I hadn’t heard this version. At the end of the 60s we used it as a combined gesture to indicate fucking (middle finger) bullshit (outer fingers).
(We also turned it around and held up the “peace sign”–with a little on the side.)
Ooo! We found one thing **tomndebb ** doesn’t know! Make that *didn’t * know.
(I’m not being mean, tomndebb, I’m just impressed at the number of things you know about. Maybe even more than **Q.E.D.? ** Hey! You guys should have a competition.)
Seems like an excellent accompaniment to me.
This is most popular where I live- been known as the shocker for years. You can see people sporting the t-shirts and stickers plastered onto every sign as far as the eye can see.
New to me, too.
Never heard of this before. But I’ve heard of a similar gesture.
In the 70s I went to a Star Trek convention here in Chicago. Arlene Martel, the actress who played T’Pring in “Amok Time”, said that she couldn’t make the usual Vulcan gesture, so she used a variant: the same as the Vulcan gesture, but with the ring finger bent and touching the thumb (I don’t actually remember seeing her use it in the episode, though). IOW, the same as this rude gesture, but palm out and hand raised vertically straight.
The “Six Pack” was two fingers and a thumb around here. I’d never heard of the Shocker until this thread, but I kinda been out of the “cool lingo” loop for a while. It might be common among kids here now.
Yes, and dammit I wish the craze would die down.
Yes, I’ve heard of it. I heard of it…five? years ago when I started college. I can’t view the link, since I’m at work, so I have no idea what’s there, but here are a few rhymes I learned about it:
“Two in the pink, one in the stink”
“Two in the junk. one in the trunk.”
“Two in the goo, one in the poo.”
Immature?
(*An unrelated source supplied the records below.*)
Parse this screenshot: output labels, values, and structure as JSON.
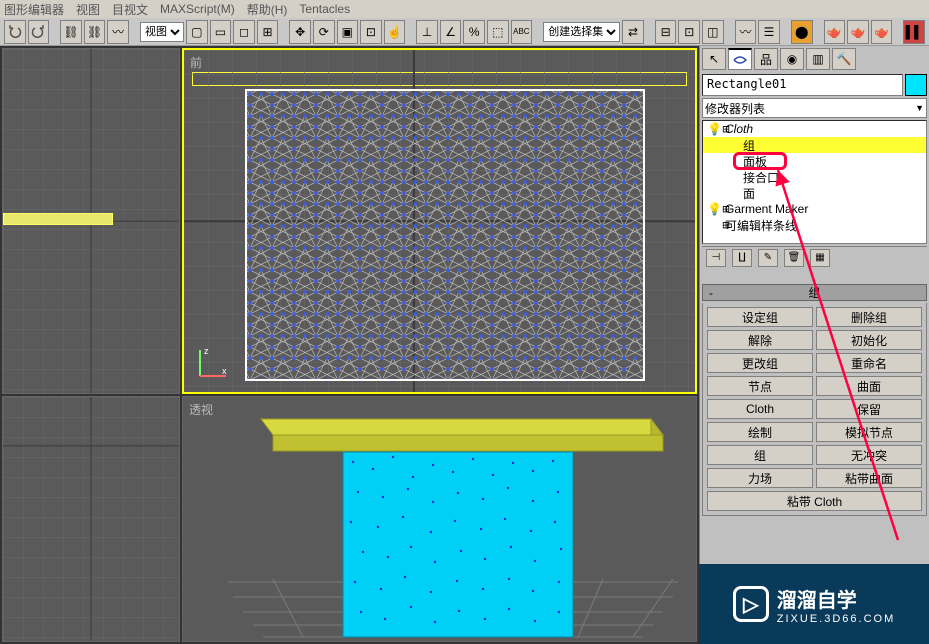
{
  "menu": [
    "图形编辑器",
    "视图",
    "目视文",
    "MAXScript(M)",
    "帮助(H)",
    "Tentacles"
  ],
  "toolbar": {
    "view_dd": "视图",
    "selset_dd": "创建选择集"
  },
  "viewports": {
    "front": "前",
    "persp": "透视",
    "axis_x": "x",
    "axis_z": "z"
  },
  "panel": {
    "obj_name": "Rectangle01",
    "mod_list": "修改器列表",
    "stack": {
      "cloth": "Cloth",
      "group": "组",
      "face": "面板",
      "joint": "接合口",
      "face2": "面",
      "garment": "Garment Maker",
      "editable": "可编辑样条线"
    },
    "rollout_title": "组",
    "btns": {
      "set_group": "设定组",
      "del_group": "删除组",
      "release": "解除",
      "init": "初始化",
      "change": "更改组",
      "rename": "重命名",
      "node": "节点",
      "surface": "曲面",
      "cloth": "Cloth",
      "keep": "保留",
      "draw": "绘制",
      "simnode": "模拟节点",
      "group": "组",
      "noconflict": "无冲突",
      "force": "力场",
      "stickcurve": "粘带曲面",
      "stickcloth": "粘带 Cloth"
    }
  },
  "watermark": {
    "title": "溜溜自学",
    "sub": "ZIXUE.3D66.COM"
  },
  "colors": {
    "highlight": "#ffff33",
    "obj": "#00e5ff",
    "anno": "#ff0040"
  }
}
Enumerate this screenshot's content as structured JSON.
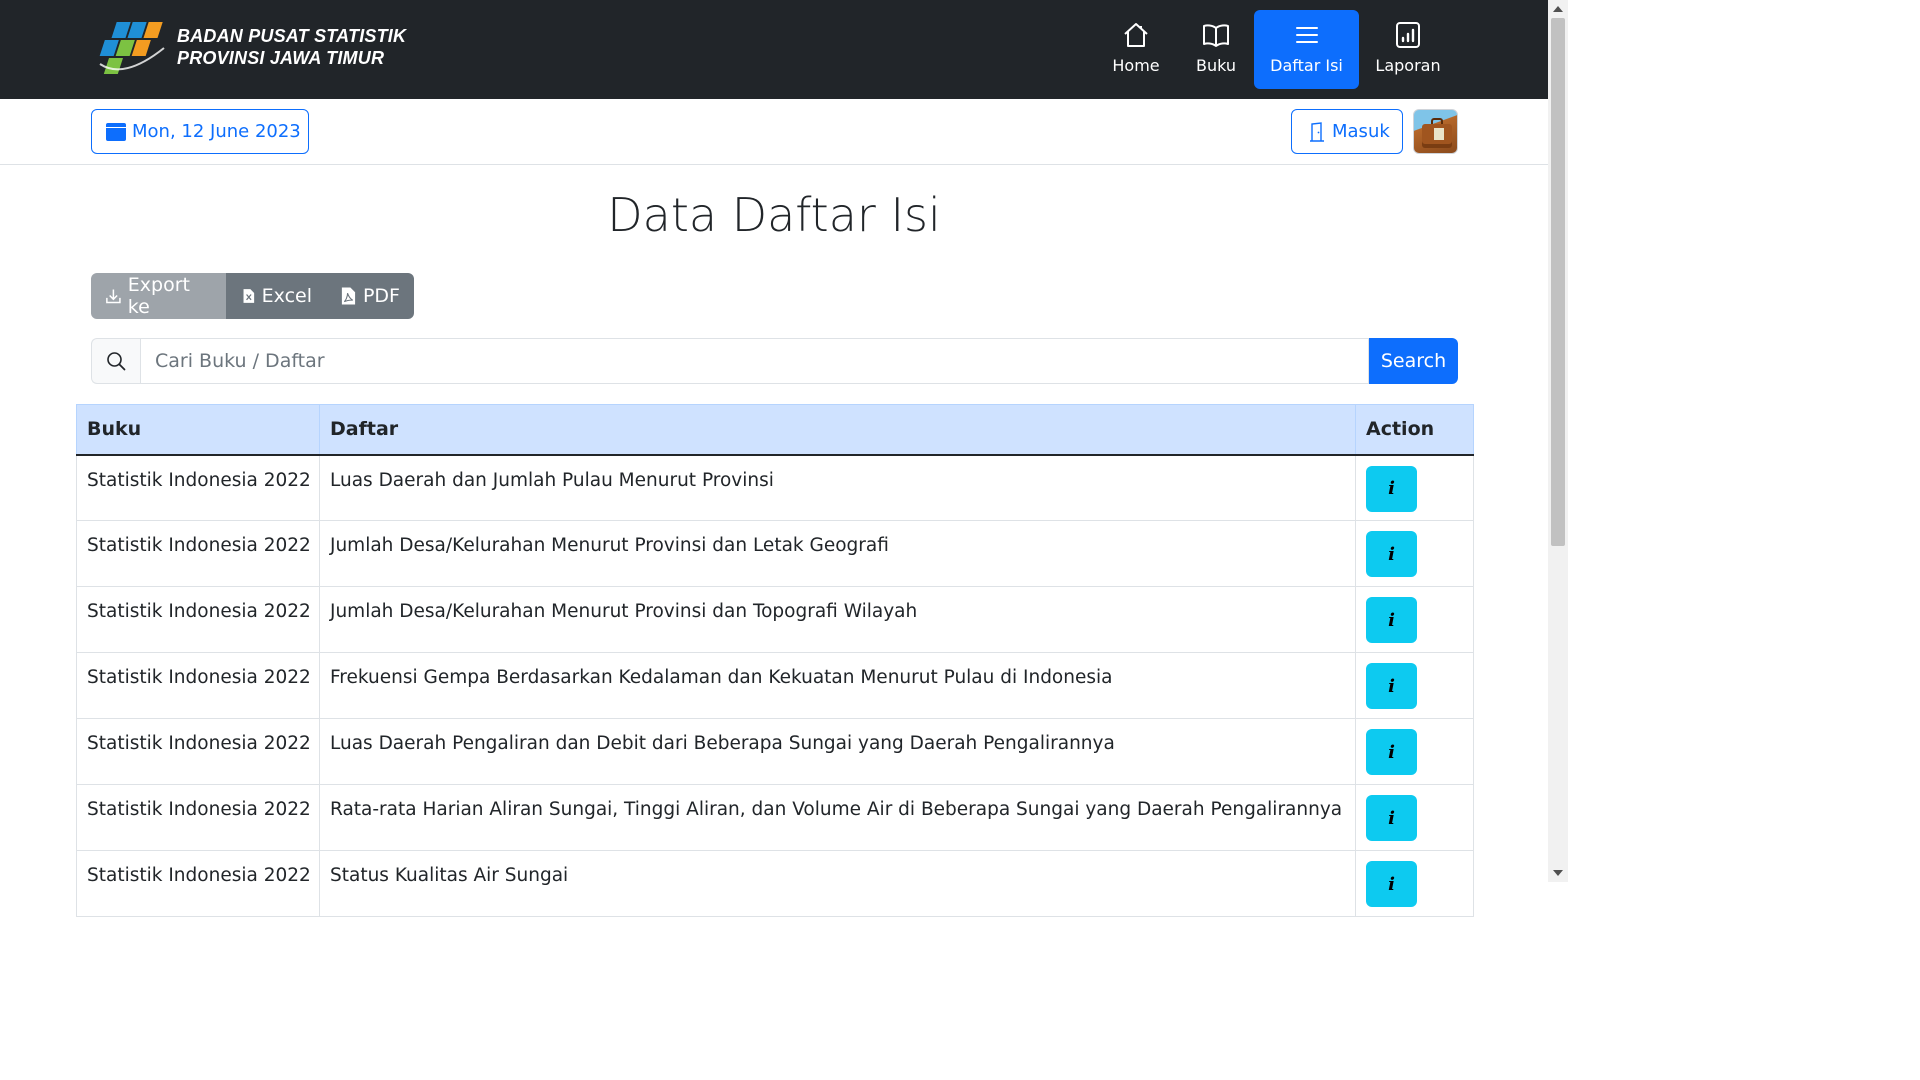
{
  "brand": {
    "line1": "BADAN PUSAT STATISTIK",
    "line2": "PROVINSI JAWA TIMUR"
  },
  "nav": [
    {
      "label": "Home",
      "icon": "house-icon",
      "active": false
    },
    {
      "label": "Buku",
      "icon": "book-icon",
      "active": false
    },
    {
      "label": "Daftar Isi",
      "icon": "list-icon",
      "active": true
    },
    {
      "label": "Laporan",
      "icon": "report-icon",
      "active": false
    }
  ],
  "subbar": {
    "date": "Mon, 12 June 2023",
    "login": "Masuk"
  },
  "page_title": "Data Daftar Isi",
  "export": {
    "lead": "Export ke",
    "excel": "Excel",
    "pdf": "PDF"
  },
  "search": {
    "placeholder": "Cari Buku / Daftar",
    "button": "Search"
  },
  "table": {
    "headers": {
      "buku": "Buku",
      "daftar": "Daftar",
      "action": "Action"
    },
    "rows": [
      {
        "buku": "Statistik Indonesia 2022",
        "daftar": "Luas Daerah dan Jumlah Pulau Menurut Provinsi",
        "action": "i"
      },
      {
        "buku": "Statistik Indonesia 2022",
        "daftar": "Jumlah Desa/Kelurahan Menurut Provinsi dan Letak Geografi",
        "action": "i"
      },
      {
        "buku": "Statistik Indonesia 2022",
        "daftar": "Jumlah Desa/Kelurahan Menurut Provinsi dan Topografi Wilayah",
        "action": "i"
      },
      {
        "buku": "Statistik Indonesia 2022",
        "daftar": "Frekuensi Gempa Berdasarkan Kedalaman dan Kekuatan Menurut Pulau di Indonesia",
        "action": "i"
      },
      {
        "buku": "Statistik Indonesia 2022",
        "daftar": "Luas Daerah Pengaliran dan Debit dari Beberapa Sungai yang Daerah Pengalirannya",
        "action": "i"
      },
      {
        "buku": "Statistik Indonesia 2022",
        "daftar": "Rata-rata Harian Aliran Sungai, Tinggi Aliran, dan Volume Air di Beberapa Sungai yang Daerah Pengalirannya",
        "action": "i"
      },
      {
        "buku": "Statistik Indonesia 2022",
        "daftar": "Status Kualitas Air Sungai",
        "action": "i"
      }
    ]
  },
  "colors": {
    "navbar": "#212529",
    "primary": "#0d6efd",
    "info": "#0dcaf0",
    "table_header": "#cfe2ff",
    "secondary": "#6c757d"
  }
}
Hels yes. However, when one is drunk, this is apparanty one of the funnieast things ever. Thankfully, the only girls I ever did it too (by “did it” I mean show the symbol and maybe make a rhyme, not actuall perform the act) were either close friends or girlfriends who had a good enough sense of humor to not slap me in the face.
Interestingly, I had never heard of the gesture, or CollegeHumor.com, until last night when I was reading this New Yorker article.
Quoting the article, "A key to college humor, the four have realized, is that students like to think they belong to a small in-crowd that understands the joke, while the public at large remains clueless. … [A]nother familiar trope of contemporary college humor is a hand gesture known as the shocker, in which the ring finger of the hand is held down by the thumb while the remaining three fingers stay rigid. “No one over the age of twenty-five knows what it means, but I guarantee you that ninety per cent of college students know what it is,” Josh said. "
Thanks
Never heard of it.
–Cliffy
Over 25, heard it a long time ago.
I’ve seen the gesture as a punch line to a joke that goes
Q: How do you make a woman do a Flipper impersonation"
A: I don’t know
Q: Well you do this(make gesture) and she’ll go Uh oh uh oh uh oh
If you’ve ever seen the show Flipper, you’ll know exactly the sound I’m referring to. Usually accompanied by vigorously swimming backward and away.